累風庵閑日録

本と日常の徒然

『振袖小姓捕物控 第一巻 黄金の猿鍔』 島本春雄 捕物出版

●『振袖小姓捕物控 第一巻 黄金の猿鍔』 島本春雄 捕物出版 読了。

 ミステリの一ジャンルとしての捕物帳のつもりで読み始めたら、盛大にずっこけた。主人公が事件に取り組んで解決する形式にはなっているものの、これってハチャメチャな伝奇短編シリーズなのであった。まず、主人公振袖美弥太郎の設定が凄い。北町奉行遠山金四郎の寵童で、当年とって十八歳。本当ならとっくに元服すべき年齢であるが、遠山奉行が手元から離そうとせず未だ前髪姿である。その容姿は沈魚落雁閉月羞花、大江戸八百八町の娘達がみな霞んでしまおうかという大変な美少年である。そんな美弥太郎がある日突然、市井の事件に取り組みたいと言いだして、奉行におねだりして与力格を与えられたことからシリーズが開幕する。

 しかもこの美弥太郎、総合武術振袖流の達人なので。振袖流に含まれるのは、剣術、弓術、体術、縄術、忍術。
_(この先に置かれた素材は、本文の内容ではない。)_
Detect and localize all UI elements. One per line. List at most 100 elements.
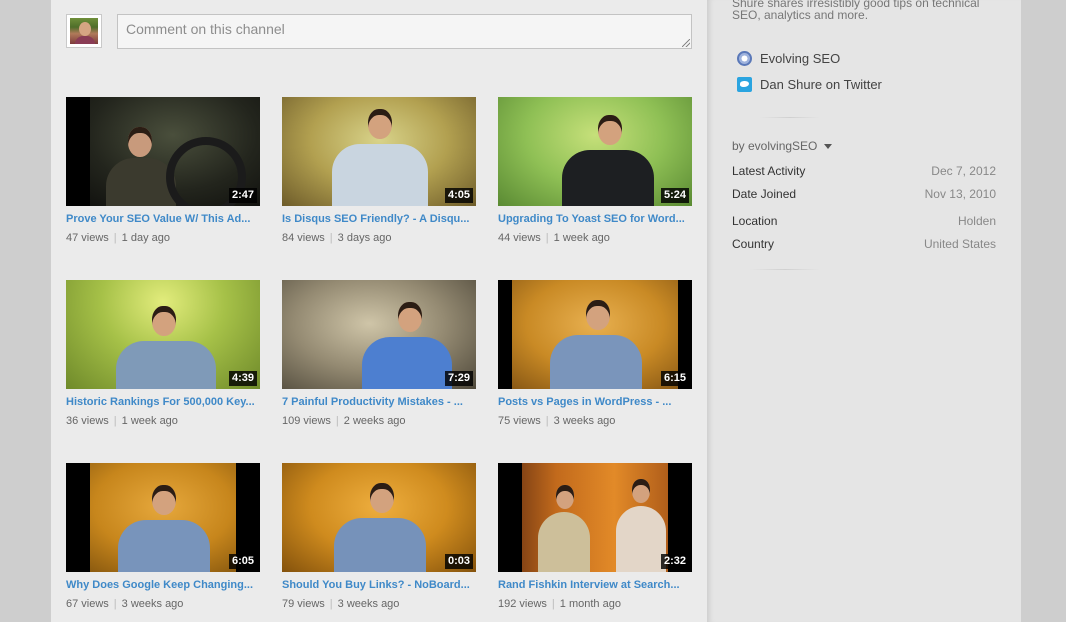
video-meta: 47 views | 1 day ago <box>66 232 260 245</box>
video-meta: 192 views | 1 month ago <box>498 598 692 611</box>
video-title-link[interactable]: Upgrading To Yoast SEO for Word... <box>498 212 692 226</box>
video-title-link[interactable]: Prove Your SEO Value W/ This Ad... <box>66 212 260 226</box>
video-meta: 75 views | 3 weeks ago <box>498 415 692 428</box>
video-thumbnail[interactable]: 6:15 <box>498 280 692 389</box>
video-thumbnail[interactable]: 6:05 <box>66 463 260 572</box>
video-item[interactable]: 4:39 Historic Rankings For 500,000 Key..… <box>66 280 260 428</box>
video-item[interactable]: 6:05 Why Does Google Keep Changing... 67… <box>66 463 260 611</box>
video-title-link[interactable]: 7 Painful Productivity Mistakes - ... <box>282 395 476 409</box>
info-key: Latest Activity <box>732 164 806 178</box>
info-value: Nov 13, 2010 <box>924 187 996 201</box>
video-title-link[interactable]: Should You Buy Links? - NoBoard... <box>282 578 476 592</box>
globe-icon <box>737 51 752 66</box>
video-item[interactable]: 5:24 Upgrading To Yoast SEO for Word... … <box>498 97 692 245</box>
meta-separator: | <box>329 232 333 244</box>
video-title-link[interactable]: Is Disqus SEO Friendly? - A Disqu... <box>282 212 476 226</box>
channel-comment-input[interactable] <box>117 14 692 49</box>
info-key: Country <box>732 237 775 251</box>
chevron-down-icon[interactable] <box>824 144 833 149</box>
video-views: 44 views <box>498 232 541 244</box>
video-duration: 4:39 <box>228 371 257 386</box>
video-thumbnail[interactable]: 4:05 <box>282 97 476 206</box>
avatar-image <box>70 18 98 44</box>
video-duration: 7:29 <box>444 371 473 386</box>
video-age: 1 week ago <box>121 415 178 427</box>
video-item[interactable]: 2:47 Prove Your SEO Value W/ This Ad... … <box>66 97 260 245</box>
video-thumbnail[interactable]: 0:03 <box>282 463 476 572</box>
meta-separator: | <box>113 232 117 244</box>
meta-separator: | <box>335 415 339 427</box>
meta-separator: | <box>551 598 555 610</box>
textarea-resize-handle[interactable] <box>682 39 690 47</box>
video-item[interactable]: 7:29 7 Painful Productivity Mistakes - .… <box>282 280 476 428</box>
channel-description: Shure shares irresistibly good tips on t… <box>732 0 980 22</box>
video-age: 3 weeks ago <box>121 598 184 610</box>
meta-separator: | <box>545 415 549 427</box>
twitter-icon <box>737 77 752 92</box>
info-row-date-joined: Date Joined Nov 13, 2010 <box>732 187 996 201</box>
info-row-latest-activity: Latest Activity Dec 7, 2012 <box>732 164 996 178</box>
info-value: Dec 7, 2012 <box>931 164 996 178</box>
video-age: 1 week ago <box>553 232 610 244</box>
video-views: 75 views <box>498 415 541 427</box>
info-row-location: Location Holden <box>732 214 996 228</box>
video-item[interactable]: 4:05 Is Disqus SEO Friendly? - A Disqu..… <box>282 97 476 245</box>
video-meta: 79 views | 3 weeks ago <box>282 598 476 611</box>
video-duration: 2:32 <box>660 554 689 569</box>
video-meta: 67 views | 3 weeks ago <box>66 598 260 611</box>
video-duration: 5:24 <box>660 188 689 203</box>
video-age: 3 weeks ago <box>337 598 400 610</box>
byline-text: by evolvingSEO <box>732 139 818 153</box>
video-title-link[interactable]: Historic Rankings For 500,000 Key... <box>66 395 260 409</box>
video-views: 84 views <box>282 232 325 244</box>
video-duration: 0:03 <box>444 554 473 569</box>
channel-page: 2:47 Prove Your SEO Value W/ This Ad... … <box>0 0 1066 622</box>
video-thumbnail[interactable]: 7:29 <box>282 280 476 389</box>
divider <box>760 117 820 118</box>
video-duration: 6:15 <box>660 371 689 386</box>
meta-separator: | <box>545 232 549 244</box>
video-item[interactable]: 0:03 Should You Buy Links? - NoBoard... … <box>282 463 476 611</box>
video-views: 47 views <box>66 232 109 244</box>
video-meta: 36 views | 1 week ago <box>66 415 260 428</box>
video-meta: 84 views | 3 days ago <box>282 232 476 245</box>
video-title-link[interactable]: Posts vs Pages in WordPress - ... <box>498 395 692 409</box>
video-thumbnail[interactable]: 2:47 <box>66 97 260 206</box>
video-title-link[interactable]: Rand Fishkin Interview at Search... <box>498 578 692 592</box>
channel-link-label[interactable]: Dan Shure on Twitter <box>760 77 882 92</box>
sidebar-column <box>707 0 1021 622</box>
video-duration: 2:47 <box>228 188 257 203</box>
channel-link-twitter[interactable]: Dan Shure on Twitter <box>737 77 882 92</box>
video-duration: 4:05 <box>444 188 473 203</box>
video-meta: 109 views | 2 weeks ago <box>282 415 476 428</box>
video-item[interactable]: 6:15 Posts vs Pages in WordPress - ... 7… <box>498 280 692 428</box>
video-thumbnail[interactable]: 2:32 <box>498 463 692 572</box>
video-title-link[interactable]: Why Does Google Keep Changing... <box>66 578 260 592</box>
divider <box>750 269 820 270</box>
meta-separator: | <box>113 598 117 610</box>
meta-separator: | <box>329 598 333 610</box>
video-duration: 6:05 <box>228 554 257 569</box>
video-thumbnail[interactable]: 4:39 <box>66 280 260 389</box>
info-row-country: Country United States <box>732 237 996 251</box>
channel-byline[interactable]: by evolvingSEO <box>732 139 833 153</box>
info-value: United States <box>923 237 996 251</box>
video-views: 67 views <box>66 598 109 610</box>
meta-separator: | <box>113 415 117 427</box>
info-value: Holden <box>957 214 996 228</box>
channel-link-website[interactable]: Evolving SEO <box>737 51 840 66</box>
video-age: 2 weeks ago <box>343 415 406 427</box>
video-thumbnail[interactable]: 5:24 <box>498 97 692 206</box>
video-item[interactable]: 2:32 Rand Fishkin Interview at Search...… <box>498 463 692 611</box>
user-avatar[interactable] <box>66 14 102 48</box>
video-age: 3 days ago <box>337 232 392 244</box>
video-age: 1 month ago <box>559 598 621 610</box>
video-age: 1 day ago <box>121 232 170 244</box>
video-age: 3 weeks ago <box>553 415 616 427</box>
video-views: 192 views <box>498 598 547 610</box>
channel-link-label[interactable]: Evolving SEO <box>760 51 840 66</box>
video-views: 36 views <box>66 415 109 427</box>
video-views: 109 views <box>282 415 331 427</box>
video-views: 79 views <box>282 598 325 610</box>
info-key: Location <box>732 214 778 228</box>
花火を使った通信術もお手の物。香料を駆使し人並み以上に鼻が利くようになるのが振袖流香術である。振袖流闇煙霧は毒ガス術。歩くときは地上一寸の上を風に乗るかと紛う振袖流浮動歩法で、滑るように移動する。犯人を捕縛に行くとき、現場周辺に仕掛けるのが振袖流闇縄張りである。こうして列挙してみると、なんとも馬鹿げた愉快さがあるではないか。
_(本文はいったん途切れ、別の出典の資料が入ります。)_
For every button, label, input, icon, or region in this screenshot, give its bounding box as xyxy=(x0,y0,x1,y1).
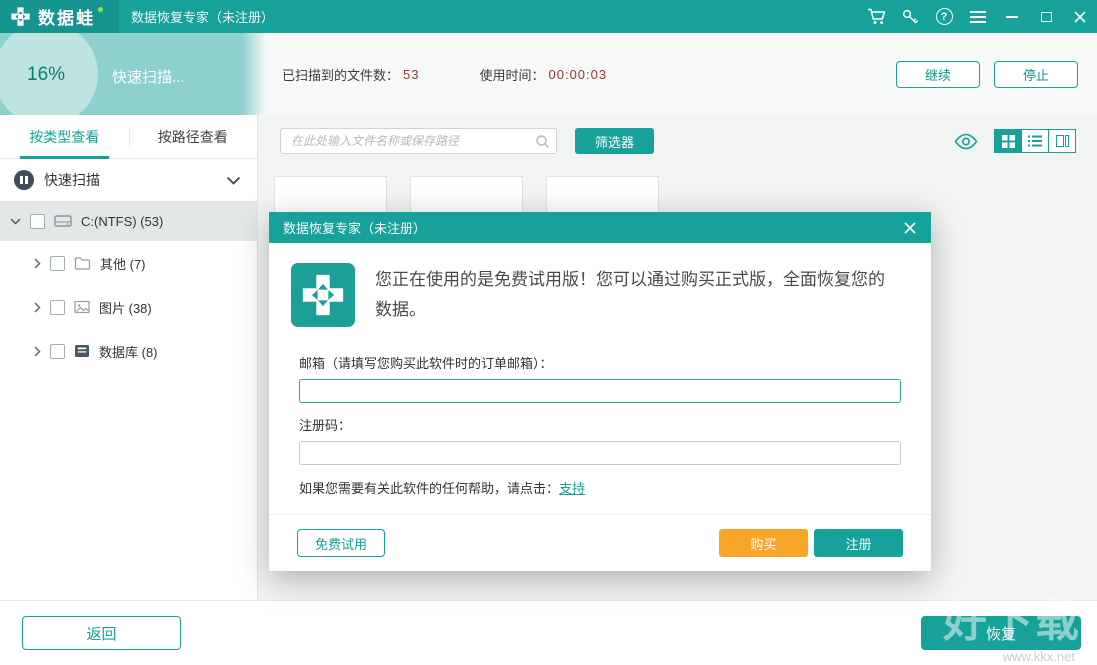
chevron-right-icon[interactable] xyxy=(34,258,41,269)
tree-label-drive-c: C:(NTFS) (53) xyxy=(81,214,163,229)
email-label: 邮箱（请填写您购买此软件时的订单邮箱）： xyxy=(299,353,901,372)
scan-panel-fade xyxy=(242,33,266,115)
help-glyph: ? xyxy=(936,8,953,25)
main-toolbar: 筛选器 xyxy=(258,115,1097,154)
scan-mode-row[interactable]: 快速扫描 xyxy=(0,159,257,201)
tab-view-by-type[interactable]: 按类型查看 xyxy=(0,115,129,158)
database-icon xyxy=(74,344,90,358)
search-icon[interactable] xyxy=(535,134,550,149)
tab-label: 按类型查看 xyxy=(29,127,99,147)
scan-status-text: 快速扫描... xyxy=(112,66,185,87)
chevron-down-icon[interactable] xyxy=(226,176,241,185)
brand-area: 数据蛙 xyxy=(0,0,119,33)
checkbox-database[interactable] xyxy=(50,344,65,359)
register-button[interactable]: 注册 xyxy=(814,529,903,557)
tree-label-images: 图片 (38) xyxy=(99,298,152,317)
preview-eye-icon[interactable] xyxy=(953,133,979,150)
scan-progress-bar: 16% 快速扫描... 已扫描到的文件数： 53 使用时间： 00:00:03 … xyxy=(0,33,1097,115)
tab-label: 按路径查看 xyxy=(158,127,228,147)
support-link[interactable]: 支持 xyxy=(559,481,585,496)
help-icon[interactable]: ? xyxy=(927,0,961,33)
buy-button[interactable]: 购买 xyxy=(719,529,808,557)
menu-icon[interactable] xyxy=(961,0,995,33)
chevron-right-icon[interactable] xyxy=(34,346,41,357)
sidebar: 按类型查看 按路径查看 快速扫描 xyxy=(0,115,258,600)
checkbox-drive-c[interactable] xyxy=(30,214,45,229)
dialog-body: 您正在使用的是免费试用版！您可以通过购买正式版，全面恢复您的数据。 邮箱（请填写… xyxy=(269,243,931,497)
checkbox-images[interactable] xyxy=(50,300,65,315)
window-title: 数据恢复专家（未注册） xyxy=(131,7,274,26)
app-logo-icon xyxy=(10,6,31,27)
email-field[interactable] xyxy=(299,379,901,403)
dialog-intro: 您正在使用的是免费试用版！您可以通过购买正式版，全面恢复您的数据。 xyxy=(291,263,901,327)
stop-button[interactable]: 停止 xyxy=(994,61,1078,88)
close-button[interactable] xyxy=(1063,0,1097,33)
tree-item-drive-c[interactable]: C:(NTFS) (53) xyxy=(0,201,257,241)
progress-percent: 16% xyxy=(27,64,65,86)
elapsed-time-value: 00:00:03 xyxy=(549,67,608,82)
drive-icon xyxy=(54,214,72,228)
continue-button[interactable]: 继续 xyxy=(896,61,980,88)
dialog-title: 数据恢复专家（未注册） xyxy=(283,218,426,237)
scan-actions: 继续 停止 xyxy=(896,61,1097,88)
search-box xyxy=(280,128,557,154)
checkbox-other[interactable] xyxy=(50,256,65,271)
list-view-button[interactable] xyxy=(1021,129,1049,153)
trial-message: 您正在使用的是免费试用版！您可以通过购买正式版，全面恢复您的数据。 xyxy=(375,263,901,325)
key-icon[interactable] xyxy=(893,0,927,33)
sidebar-tabs: 按类型查看 按路径查看 xyxy=(0,115,257,159)
tree-item-database[interactable]: 数据库 (8) xyxy=(0,329,257,373)
folder-icon xyxy=(74,256,91,270)
back-button[interactable]: 返回 xyxy=(22,616,181,650)
scan-progress-panel: 16% 快速扫描... xyxy=(0,33,242,115)
image-icon xyxy=(74,300,90,314)
cart-icon[interactable] xyxy=(859,0,893,33)
chevron-down-icon[interactable] xyxy=(10,218,21,225)
help-text: 如果您需要有关此软件的任何帮助，请点击： xyxy=(299,481,559,496)
filter-button[interactable]: 筛选器 xyxy=(575,128,654,154)
app-window: 数据蛙 数据恢复专家（未注册） ? xyxy=(0,0,1097,665)
dialog-footer: 免费试用 购买 注册 xyxy=(269,514,931,571)
minimize-button[interactable] xyxy=(995,0,1029,33)
tree-label-database: 数据库 (8) xyxy=(99,342,158,361)
tree-item-other[interactable]: 其他 (7) xyxy=(0,241,257,285)
bottom-bar: 返回 恢复 xyxy=(0,600,1097,665)
maximize-button[interactable] xyxy=(1029,0,1063,33)
tab-view-by-path[interactable]: 按路径查看 xyxy=(129,115,258,158)
pause-icon[interactable] xyxy=(14,170,34,190)
license-code-field[interactable] xyxy=(299,441,901,465)
titlebar: 数据蛙 数据恢复专家（未注册） ? xyxy=(0,0,1097,33)
app-logo-badge xyxy=(291,263,355,327)
dialog-titlebar: 数据恢复专家（未注册） xyxy=(269,212,931,243)
search-input[interactable] xyxy=(280,128,557,154)
brand-accent-dot xyxy=(98,7,103,12)
view-toggle-group xyxy=(995,129,1076,153)
scan-mode-label: 快速扫描 xyxy=(44,170,216,190)
license-code-label: 注册码： xyxy=(299,415,901,434)
dialog-close-icon[interactable] xyxy=(899,217,921,239)
brand-name: 数据蛙 xyxy=(38,4,95,29)
files-scanned-value: 53 xyxy=(403,67,419,82)
registration-dialog: 数据恢复专家（未注册） 您正在使用的是免费试用版！您可以通过购买正式版，全面恢复… xyxy=(269,212,931,571)
chevron-right-icon[interactable] xyxy=(34,302,41,313)
recover-button[interactable]: 恢复 xyxy=(921,616,1081,650)
files-scanned-label: 已扫描到的文件数： xyxy=(282,65,399,84)
elapsed-time-label: 使用时间： xyxy=(479,65,544,84)
tree-item-images[interactable]: 图片 (38) xyxy=(0,285,257,329)
hamburger-bars xyxy=(970,11,986,23)
tree-label-other: 其他 (7) xyxy=(100,254,146,273)
detail-view-button[interactable] xyxy=(1048,129,1076,153)
titlebar-actions: ? xyxy=(859,0,1097,33)
help-line: 如果您需要有关此软件的任何帮助，请点击：支持 xyxy=(299,478,901,497)
grid-view-button[interactable] xyxy=(994,129,1022,153)
free-trial-button[interactable]: 免费试用 xyxy=(297,529,385,557)
scan-stats: 已扫描到的文件数： 53 使用时间： 00:00:03 xyxy=(266,65,896,84)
 作者自身が振袖流を総合武術だと意識していたかどうかは定かではない。完全無欠のスーパーマンが、あれもできるこれもできると挙げていくその都度、振袖流の名前を当て嵌めていったのではなかろうか。これだけの要素を与えられた主人公はさぞかし個性的と言いたいところだが、特徴を書いたカードが棒杭に何枚もぶら下げられているようだ。
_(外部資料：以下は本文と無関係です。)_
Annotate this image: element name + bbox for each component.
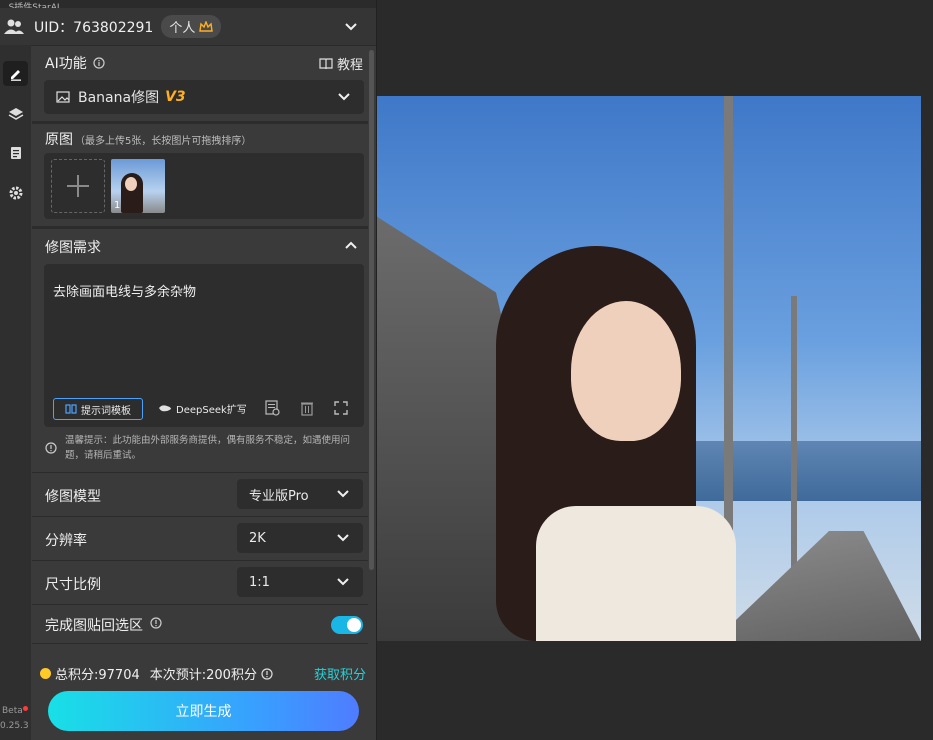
- plus-icon: [67, 175, 89, 197]
- section-divider: [32, 226, 368, 229]
- info-icon: [45, 442, 57, 454]
- aspect-value: 1:1: [249, 574, 270, 590]
- get-points-link[interactable]: 获取积分: [314, 664, 366, 683]
- chevron-down-icon: [337, 534, 349, 542]
- model-value: 专业版Pro: [249, 488, 309, 504]
- thumbnail-index: 1: [114, 200, 121, 211]
- ai-feature-value: Banana修图: [78, 90, 160, 106]
- account-row[interactable]: UID：763802291 个人: [0, 8, 376, 46]
- ai-feature-version: V3: [165, 89, 186, 105]
- source-thumbnail[interactable]: 1: [111, 159, 165, 213]
- image-icon: [56, 91, 70, 103]
- tutorial-link[interactable]: 教程: [319, 54, 363, 73]
- window-title: ...S插件StarAI: [0, 0, 376, 8]
- prompt-library-icon[interactable]: [264, 400, 280, 416]
- crown-icon: [199, 20, 214, 32]
- sidebar-item-settings[interactable]: [3, 180, 28, 205]
- deepseek-expand-button[interactable]: DeepSeek扩写: [158, 398, 247, 418]
- resolution-select[interactable]: 2K: [237, 523, 363, 553]
- document-icon: [10, 146, 21, 159]
- prompt-text: 去除画面电线与多余杂物: [53, 285, 197, 300]
- request-title: 修图需求: [45, 240, 101, 256]
- plugin-panel: ...S插件StarAI UID：763802291 个人 Beta 0.25.…: [0, 0, 377, 740]
- add-image-button[interactable]: [51, 159, 105, 213]
- book-open-icon: [65, 404, 77, 414]
- source-title: 原图: [45, 132, 73, 148]
- pen-icon: [10, 69, 21, 81]
- chevron-down-icon: [337, 490, 349, 498]
- paste-back-label: 完成图贴回选区: [45, 618, 143, 634]
- users-icon: [4, 19, 24, 34]
- sidebar-item-layers[interactable]: [3, 101, 28, 126]
- ai-feature-title: AI功能: [45, 56, 87, 72]
- chevron-down-icon: [338, 93, 350, 101]
- tier-badge: 个人: [161, 15, 222, 38]
- resolution-value: 2K: [249, 530, 266, 546]
- points-summary: 总积分:97704 本次预计:200积分: [40, 664, 273, 683]
- chevron-down-icon: [337, 578, 349, 586]
- book-icon: [319, 57, 333, 69]
- sidebar-item-edit[interactable]: [3, 61, 28, 86]
- sidebar-item-history[interactable]: [3, 140, 28, 165]
- coin-icon: [40, 668, 51, 679]
- uid-label: UID：763802291: [34, 19, 154, 36]
- chevron-down-icon[interactable]: [344, 22, 358, 32]
- section-divider: [32, 121, 368, 124]
- generate-button[interactable]: 立即生成: [48, 691, 359, 731]
- aspect-select[interactable]: 1:1: [237, 567, 363, 597]
- aspect-label: 尺寸比例: [45, 577, 101, 593]
- paste-back-row: 完成图贴回选区: [32, 604, 368, 644]
- model-label: 修图模型: [45, 489, 101, 505]
- paste-back-toggle[interactable]: [331, 616, 363, 634]
- estimated-cost: 本次预计:200积分: [149, 668, 257, 683]
- source-hint: （最多上传5张，长按图片可拖拽排序）: [75, 135, 252, 147]
- tutorial-label: 教程: [337, 58, 364, 73]
- whale-icon: [159, 405, 171, 412]
- gear-icon: [9, 186, 22, 199]
- aspect-row: 尺寸比例 1:1: [32, 560, 368, 604]
- model-select[interactable]: 专业版Pro: [237, 479, 363, 509]
- panel-scrollbar[interactable]: [369, 50, 374, 570]
- ai-feature-select[interactable]: Banana修图 V3: [44, 80, 364, 114]
- resolution-row: 分辨率 2K: [32, 516, 368, 560]
- version-label: 0.25.3: [0, 721, 29, 731]
- sidebar: [0, 45, 31, 740]
- upload-area: 1: [44, 153, 364, 219]
- model-row: 修图模型 专业版Pro: [32, 472, 368, 516]
- resolution-label: 分辨率: [45, 533, 87, 549]
- image-person: [496, 246, 736, 641]
- fullscreen-icon[interactable]: [333, 400, 349, 416]
- ai-feature-header: AI功能: [45, 53, 105, 73]
- info-icon[interactable]: [93, 57, 105, 69]
- trash-icon[interactable]: [299, 400, 315, 416]
- request-header: 修图需求: [45, 237, 101, 257]
- info-icon[interactable]: [261, 667, 273, 680]
- prompt-template-button[interactable]: 提示词模板: [53, 398, 143, 420]
- source-header: 原图 （最多上传5张，长按图片可拖拽排序）: [45, 129, 251, 149]
- prompt-textarea[interactable]: 去除画面电线与多余杂物 提示词模板 DeepSeek扩写: [44, 264, 364, 427]
- service-notice: 温馨提示：此功能由外部服务商提供，偶有服务不稳定，如遇使用问题，请稍后重试。: [45, 433, 355, 463]
- layers-icon: [8, 107, 23, 120]
- notice-text: 温馨提示：此功能由外部服务商提供，偶有服务不稳定，如遇使用问题，请稍后重试。: [65, 435, 351, 461]
- total-points: 总积分:97704: [55, 668, 140, 683]
- canvas-image: [376, 96, 921, 641]
- chevron-up-icon[interactable]: [345, 241, 357, 249]
- tier-label: 个人: [169, 21, 196, 36]
- beta-label: Beta: [2, 706, 28, 716]
- info-icon[interactable]: [150, 617, 162, 629]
 とある作品の、解決に至るプロセスはこうだ。闇夜で犯人に出会った美弥太郎が、相手に特殊な香料を仕掛ける。その香料は一般人が感じることはできず、香術を修めた者のみが嗅ぎ分けることができるという。後日、犯人が世を忍ぶ仮の姿で美弥太郎と会った時にその匂いがしたので、正体を暴かれてしまう。これって要するに、魔法や超能力で事件を解決するのと同じようなものである。

 主人公がこんなカッ飛んだ設定なので、敵側もなかなか負けてはいない。都城流忍術の達人。御嶽幻術の使い手、蝙蝠一族。邪香・髑髏香を使って人々を幻惑する闇公方。魔力を持った幽鬼銭を守護とし、攻めては銭を投げて相手を殺傷する、古賀流占銭術の達人。奇怪な毒矢を使う紅蜘蛛一族。錚々たる顔ぶれである。こうして列挙してみると、なんとも馬鹿げた愉快さがあるではないか。

 それにしても、全四巻のこのシリーズはそうそう続けて読めるものではない。あまりといえばあまりなスットンキョーさに、胸焼けしてしまう。読破するまでには、さあて、あと二、三年はかかるか。

●定期でお願いしている本が届いた。